United States District Court, S.D. New York
Jun 4, 2003
01 Civ. 5850 (JSM) (S.D.N.Y. Jun. 4, 2003)

Summary

holding that allegation that corrections officers deliberately destroyed inmate's property in retaliation for grievances stated viable claim

Summary of this case from Toliver v. City of N.Y.

Opinion

01 Civ. 5850 (JSM)

June 4, 2003.


MEMORANDUM ORDER


Efrain Soto, a prisoner in state custody, brings this action pro se, alleging that Defendants retaliated against him for filing grievances, that he was denied certain medical treatment, and that certain of his property was destroyed by prison officials. The Defendants now move to dismiss on various grounds.

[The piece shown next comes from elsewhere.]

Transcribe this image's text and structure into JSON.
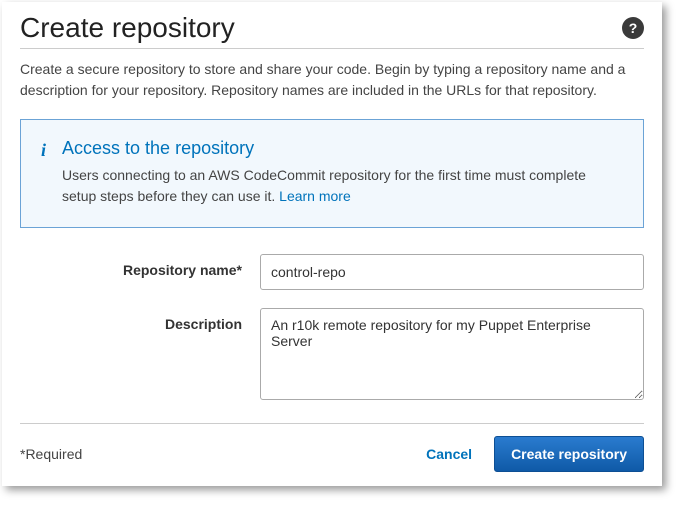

The Defendants' first argument is that the Complaint is deficient in that it does not set forth the dates of the particular events at issue with sufficient particularity to allow them to determine whether it would be appropriate for them to assert a statute of limitations defense. While it is true that specific dates are lacking, the Complaint refers to events that are documented in the records of the Department of Corrections, which are available to the Defendants. Thus, little purpose would be served by requiring Plaintiff to replead to allege these dates. If, at the close of discovery, it appears that certain claims are time barred, Defendants can then move for summary judgment.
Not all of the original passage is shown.